ロゴスとパトス (付 川村先生への手紙

 精神科医として精神病の治療に従事し、ヤスパースの精神病理学などを同僚と輪読して学ぶかたわら、夜はヒトの大脳皮質の組織標本を作ってスケッチをしたりして細胞構築学(忠告された通り、業績にはならなかったが)の勉強をしたり、ネコの大脳の連合線維の実験をした。

 高次神経活動を学ぶ基礎の基礎として皮質間を興奮がどのように伝達するのか、その規則性を知りたかった。もちろんネコでは不満であった。チンパンジー(後に、ガーナ国の首都にあるアクラ大学医学部に1ヶ月間教育要員として招かれたとき、この動物が使えるならばという条件で承諾した)ならずとも、せめてサルで実験したかった。

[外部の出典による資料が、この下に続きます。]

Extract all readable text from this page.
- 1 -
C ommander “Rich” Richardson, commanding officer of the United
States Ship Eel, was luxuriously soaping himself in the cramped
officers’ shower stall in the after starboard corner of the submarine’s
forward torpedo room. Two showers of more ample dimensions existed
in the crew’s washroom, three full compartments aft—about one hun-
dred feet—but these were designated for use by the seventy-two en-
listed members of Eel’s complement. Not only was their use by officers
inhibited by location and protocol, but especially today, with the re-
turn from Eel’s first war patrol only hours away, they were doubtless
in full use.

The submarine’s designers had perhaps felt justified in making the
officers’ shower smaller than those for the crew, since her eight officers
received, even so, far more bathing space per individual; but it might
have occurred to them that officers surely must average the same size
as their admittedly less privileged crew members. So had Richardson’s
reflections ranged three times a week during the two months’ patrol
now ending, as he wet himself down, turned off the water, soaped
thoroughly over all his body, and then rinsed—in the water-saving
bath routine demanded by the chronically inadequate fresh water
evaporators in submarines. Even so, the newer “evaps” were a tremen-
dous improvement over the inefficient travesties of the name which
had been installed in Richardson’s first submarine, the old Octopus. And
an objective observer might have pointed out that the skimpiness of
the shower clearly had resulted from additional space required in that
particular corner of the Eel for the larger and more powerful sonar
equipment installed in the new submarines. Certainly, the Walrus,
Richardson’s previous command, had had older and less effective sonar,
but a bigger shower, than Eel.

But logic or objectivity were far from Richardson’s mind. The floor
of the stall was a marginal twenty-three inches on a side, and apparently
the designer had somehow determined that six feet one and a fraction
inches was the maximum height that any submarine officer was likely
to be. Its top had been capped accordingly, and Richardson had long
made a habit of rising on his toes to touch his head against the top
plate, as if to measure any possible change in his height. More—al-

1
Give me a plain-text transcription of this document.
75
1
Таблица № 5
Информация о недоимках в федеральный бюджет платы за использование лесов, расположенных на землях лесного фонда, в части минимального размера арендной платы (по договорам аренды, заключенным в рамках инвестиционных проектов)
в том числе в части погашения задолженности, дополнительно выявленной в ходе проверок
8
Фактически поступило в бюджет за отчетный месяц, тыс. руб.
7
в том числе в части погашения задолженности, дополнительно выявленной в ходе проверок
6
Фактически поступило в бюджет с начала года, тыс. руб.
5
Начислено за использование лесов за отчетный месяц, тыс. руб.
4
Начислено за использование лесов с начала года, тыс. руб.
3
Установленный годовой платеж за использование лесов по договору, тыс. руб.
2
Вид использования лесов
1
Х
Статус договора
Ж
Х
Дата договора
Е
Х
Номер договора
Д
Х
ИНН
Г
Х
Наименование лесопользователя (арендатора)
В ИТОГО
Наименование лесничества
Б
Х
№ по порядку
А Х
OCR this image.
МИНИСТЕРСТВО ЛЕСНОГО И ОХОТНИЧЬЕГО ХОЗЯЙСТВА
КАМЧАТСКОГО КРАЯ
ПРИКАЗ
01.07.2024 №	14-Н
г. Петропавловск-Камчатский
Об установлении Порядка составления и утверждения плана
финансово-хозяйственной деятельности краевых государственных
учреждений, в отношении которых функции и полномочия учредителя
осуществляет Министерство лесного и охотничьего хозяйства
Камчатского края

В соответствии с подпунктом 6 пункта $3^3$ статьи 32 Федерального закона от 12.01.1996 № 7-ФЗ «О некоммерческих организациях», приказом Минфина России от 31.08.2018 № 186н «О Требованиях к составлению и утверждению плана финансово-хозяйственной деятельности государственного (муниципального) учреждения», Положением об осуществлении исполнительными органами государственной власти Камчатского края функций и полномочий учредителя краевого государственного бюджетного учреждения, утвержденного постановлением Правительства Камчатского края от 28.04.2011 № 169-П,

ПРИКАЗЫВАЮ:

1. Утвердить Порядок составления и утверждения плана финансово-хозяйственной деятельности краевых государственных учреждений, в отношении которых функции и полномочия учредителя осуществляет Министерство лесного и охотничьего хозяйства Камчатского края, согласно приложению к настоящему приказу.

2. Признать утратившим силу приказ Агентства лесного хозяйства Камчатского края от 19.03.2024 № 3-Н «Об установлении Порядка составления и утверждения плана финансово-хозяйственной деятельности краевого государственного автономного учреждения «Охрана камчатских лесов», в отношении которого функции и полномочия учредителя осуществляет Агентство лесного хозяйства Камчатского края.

あとから範囲を広げていけばよいのでネコで毎晩毎晩実験をし、所見をとって一段落するのに10年かかった。

 後年サルの連合線維を研究できるようになった時にこの蓄積が大きな力となった。サルで大脳皮質の研究をすると同時に、ネコで中脳から脳幹/脊髄への下行路投射の研究と小脳求心路の研究を軸索変性法や標識追跡法を用いて行った。約10年間これに没頭した。一息つく暇もなく、次の第3番目の10年間はラット、マウスを用いて再生・移植・発生の領域に大胆にも踏み込んだ。今までの仕事を発展させるか、それとも、この未知の領域にすすむか随分考えた。

 Geoff Raismanというイギリスの朋友から「どうしてお前は長いこと頭を使わない学問をしているのか。なお悪いことに、たくさんの論文をかいている。」といわれてその挑発に乗ってしまい、この領域の面白みを教えられた。この酒場での喧嘩がなくても、私はこの発生と再生の領域に入っていたと確信する。なぜなら私は若い頃から、物事を動的に観察し、研究せよ、対象とする自然は絶えず変化しており、けっして1つの所にとどまってはいないのだからという風に教育され学んできたからである。ヘラクレイトスも鴨長明も言っているではないか。そして自然に逆らわないで素直な質問をするように、そうすれば自然はいい答えを返してくれる。哲学的にいえば素朴な自然弁証法である。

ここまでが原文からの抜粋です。